Book Review: Eden: Crusade

What allows an audience to relate to a protagonist?

This, for me, was the central question raised by Tony Monchinski’s new zombie novel Eden: Crusade ($14.95, Permuted Press).

Many zombie novels (and horror/adventure tales) operate on the mechanism of creating likable characters and putting them into danger.  (The more elaborate and interesting the danger, the better!)  But it’s important that, as readers, we give a damn about the protagonist.  If he/she might get eaten by a zombie, we need to be invested in him/her.  There needs to be a reason why we don’t want that to happen. 

And yet Bear, the protagonist who must navigate the harrowing zombie apocalypse wasteland of Eden: Crusade, is not presented as “likable” in the traditional sense.  His foibles and neuroses are nonexistent.  His metaphysical doubts are unknown to us.  Instead, Bear is hewn from the rock of our most ancient narrative traditions.  To find a similar protagonist, one must go back centuries to the Volsungasaga, Le Morte d’Arthur, or, indeed, to Beowulf itself.  Like Sigurd or Beowulf, Bear endears himself to the reader only through his actions.  He is not witty.  We don’t like him for his personality.  He does not have failings or amusing traits to which we can relate.  Instead, Bear is a force to be reckoned with.  No more and no less.  He is resistance incarnate.  His implacable determination to survive (and kill zombies) is his defining feature.

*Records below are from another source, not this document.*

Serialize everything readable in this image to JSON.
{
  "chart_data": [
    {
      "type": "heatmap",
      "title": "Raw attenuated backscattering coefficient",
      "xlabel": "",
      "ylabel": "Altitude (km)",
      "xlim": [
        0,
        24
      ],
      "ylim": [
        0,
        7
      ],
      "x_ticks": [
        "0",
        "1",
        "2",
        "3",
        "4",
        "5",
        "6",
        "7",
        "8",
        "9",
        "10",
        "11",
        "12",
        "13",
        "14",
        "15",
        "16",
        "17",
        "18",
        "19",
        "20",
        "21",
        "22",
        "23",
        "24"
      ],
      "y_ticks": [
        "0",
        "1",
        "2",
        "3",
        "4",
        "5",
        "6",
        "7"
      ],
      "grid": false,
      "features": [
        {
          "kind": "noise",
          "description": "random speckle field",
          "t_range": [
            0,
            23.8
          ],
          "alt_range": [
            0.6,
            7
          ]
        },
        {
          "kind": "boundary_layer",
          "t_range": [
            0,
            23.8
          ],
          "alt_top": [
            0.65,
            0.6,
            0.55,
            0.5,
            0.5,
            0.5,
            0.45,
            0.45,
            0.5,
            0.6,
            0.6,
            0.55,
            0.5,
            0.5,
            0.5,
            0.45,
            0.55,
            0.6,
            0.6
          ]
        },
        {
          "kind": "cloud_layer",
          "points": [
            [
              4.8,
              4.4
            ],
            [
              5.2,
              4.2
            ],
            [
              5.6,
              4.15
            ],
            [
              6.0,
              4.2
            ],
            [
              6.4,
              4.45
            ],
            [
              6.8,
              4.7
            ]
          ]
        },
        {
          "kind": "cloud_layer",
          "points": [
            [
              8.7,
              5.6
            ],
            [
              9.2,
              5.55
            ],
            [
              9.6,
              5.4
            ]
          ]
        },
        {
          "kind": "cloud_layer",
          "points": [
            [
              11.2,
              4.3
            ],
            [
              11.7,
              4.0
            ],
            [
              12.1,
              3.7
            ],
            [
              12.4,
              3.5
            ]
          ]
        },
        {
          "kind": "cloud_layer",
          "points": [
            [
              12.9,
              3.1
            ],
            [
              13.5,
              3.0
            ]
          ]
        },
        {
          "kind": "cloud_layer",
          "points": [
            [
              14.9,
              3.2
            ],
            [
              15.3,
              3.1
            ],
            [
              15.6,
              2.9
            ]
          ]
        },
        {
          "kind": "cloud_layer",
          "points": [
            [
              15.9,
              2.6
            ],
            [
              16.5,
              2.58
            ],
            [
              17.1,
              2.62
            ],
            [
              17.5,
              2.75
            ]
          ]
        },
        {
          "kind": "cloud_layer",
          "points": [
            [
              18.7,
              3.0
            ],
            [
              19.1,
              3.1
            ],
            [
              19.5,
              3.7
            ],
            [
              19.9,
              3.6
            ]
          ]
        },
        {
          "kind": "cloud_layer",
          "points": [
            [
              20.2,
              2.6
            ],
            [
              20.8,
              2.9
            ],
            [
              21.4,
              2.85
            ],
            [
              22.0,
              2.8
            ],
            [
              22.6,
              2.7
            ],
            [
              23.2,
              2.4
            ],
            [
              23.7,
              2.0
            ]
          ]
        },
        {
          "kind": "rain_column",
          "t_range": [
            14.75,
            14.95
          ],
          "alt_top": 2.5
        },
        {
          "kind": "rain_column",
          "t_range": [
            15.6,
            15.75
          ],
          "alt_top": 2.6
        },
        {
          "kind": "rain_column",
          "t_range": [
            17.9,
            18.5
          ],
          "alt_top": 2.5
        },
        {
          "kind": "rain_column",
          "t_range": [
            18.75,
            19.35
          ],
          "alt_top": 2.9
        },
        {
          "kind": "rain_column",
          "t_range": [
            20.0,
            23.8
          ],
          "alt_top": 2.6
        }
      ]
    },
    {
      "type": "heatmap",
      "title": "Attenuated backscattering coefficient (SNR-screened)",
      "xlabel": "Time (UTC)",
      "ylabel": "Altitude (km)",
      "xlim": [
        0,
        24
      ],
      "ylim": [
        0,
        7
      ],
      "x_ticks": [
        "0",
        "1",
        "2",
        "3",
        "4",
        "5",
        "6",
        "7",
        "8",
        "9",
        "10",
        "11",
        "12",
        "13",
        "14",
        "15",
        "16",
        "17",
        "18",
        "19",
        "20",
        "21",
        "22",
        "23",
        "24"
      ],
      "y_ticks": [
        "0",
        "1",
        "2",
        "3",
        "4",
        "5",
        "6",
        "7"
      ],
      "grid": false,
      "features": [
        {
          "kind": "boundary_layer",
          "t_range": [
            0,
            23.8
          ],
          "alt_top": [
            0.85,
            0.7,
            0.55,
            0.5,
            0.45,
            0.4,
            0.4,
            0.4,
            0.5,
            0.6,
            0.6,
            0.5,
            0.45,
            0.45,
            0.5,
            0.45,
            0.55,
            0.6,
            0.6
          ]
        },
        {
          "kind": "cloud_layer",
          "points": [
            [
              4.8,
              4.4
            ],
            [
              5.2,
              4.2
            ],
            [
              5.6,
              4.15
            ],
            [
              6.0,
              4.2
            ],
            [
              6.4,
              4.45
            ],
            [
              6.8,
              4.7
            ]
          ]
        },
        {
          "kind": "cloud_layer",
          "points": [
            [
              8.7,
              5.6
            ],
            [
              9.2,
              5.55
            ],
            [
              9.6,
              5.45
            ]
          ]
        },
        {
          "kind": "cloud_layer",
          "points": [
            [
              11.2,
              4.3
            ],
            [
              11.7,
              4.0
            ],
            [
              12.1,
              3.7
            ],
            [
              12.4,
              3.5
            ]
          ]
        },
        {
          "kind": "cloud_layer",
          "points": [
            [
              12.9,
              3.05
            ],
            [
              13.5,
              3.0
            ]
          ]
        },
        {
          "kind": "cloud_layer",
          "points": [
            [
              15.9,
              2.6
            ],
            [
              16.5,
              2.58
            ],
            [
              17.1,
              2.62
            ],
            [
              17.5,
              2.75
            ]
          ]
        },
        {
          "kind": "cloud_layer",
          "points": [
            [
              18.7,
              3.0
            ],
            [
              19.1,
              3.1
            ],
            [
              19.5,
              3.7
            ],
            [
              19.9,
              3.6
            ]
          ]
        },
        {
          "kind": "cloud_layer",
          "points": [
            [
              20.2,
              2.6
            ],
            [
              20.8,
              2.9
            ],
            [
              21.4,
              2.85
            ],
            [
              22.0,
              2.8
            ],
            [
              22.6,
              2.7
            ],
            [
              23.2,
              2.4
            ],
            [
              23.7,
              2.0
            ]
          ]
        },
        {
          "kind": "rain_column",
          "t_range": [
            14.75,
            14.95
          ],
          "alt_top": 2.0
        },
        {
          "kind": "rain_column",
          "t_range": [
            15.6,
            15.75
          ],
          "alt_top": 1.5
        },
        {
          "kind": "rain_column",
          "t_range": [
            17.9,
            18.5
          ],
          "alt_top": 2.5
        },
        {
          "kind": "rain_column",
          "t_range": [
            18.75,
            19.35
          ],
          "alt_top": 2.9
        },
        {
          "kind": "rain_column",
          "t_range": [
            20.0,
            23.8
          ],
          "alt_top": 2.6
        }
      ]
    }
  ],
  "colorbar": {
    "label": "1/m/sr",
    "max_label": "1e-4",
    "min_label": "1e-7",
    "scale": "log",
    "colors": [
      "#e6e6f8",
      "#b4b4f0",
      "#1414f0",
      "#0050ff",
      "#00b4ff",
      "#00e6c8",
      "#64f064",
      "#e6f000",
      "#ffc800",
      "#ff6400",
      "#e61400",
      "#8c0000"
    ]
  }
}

I am, perhaps, also moved to invoke ancient sagas because of Eden: Crusade’s propensity for elevated, archaic, and hyperspecific language relating to weapons and armor.  For example, on the book’s first page alone–as Monchinski limns the physical form of his protagonist–we encounter “brume,” “aventail,” “atavism,” and “bymie.”  (I had to stop and look up all but one of those.  [I’ll let you guess which one.])  Whether or not dipping into the antedeluvian lexicon makes this zombie novel more enjoyable may be an open matter, but any reader should be ready for it if they buy this book.  The narrative style is certainly distinctive.

In conclusion, Eden: Crusade is not the story of what Bear was like.  Rather, it is the story of what Bear did.  And if you are a fan of apocalyptic zombie survival novels– with well-wrought and plentiful zombie killings– you are likely to find that what Bear did is right up your alley. 

And, who knows, you may even find yourself relating to him a little by the end of it.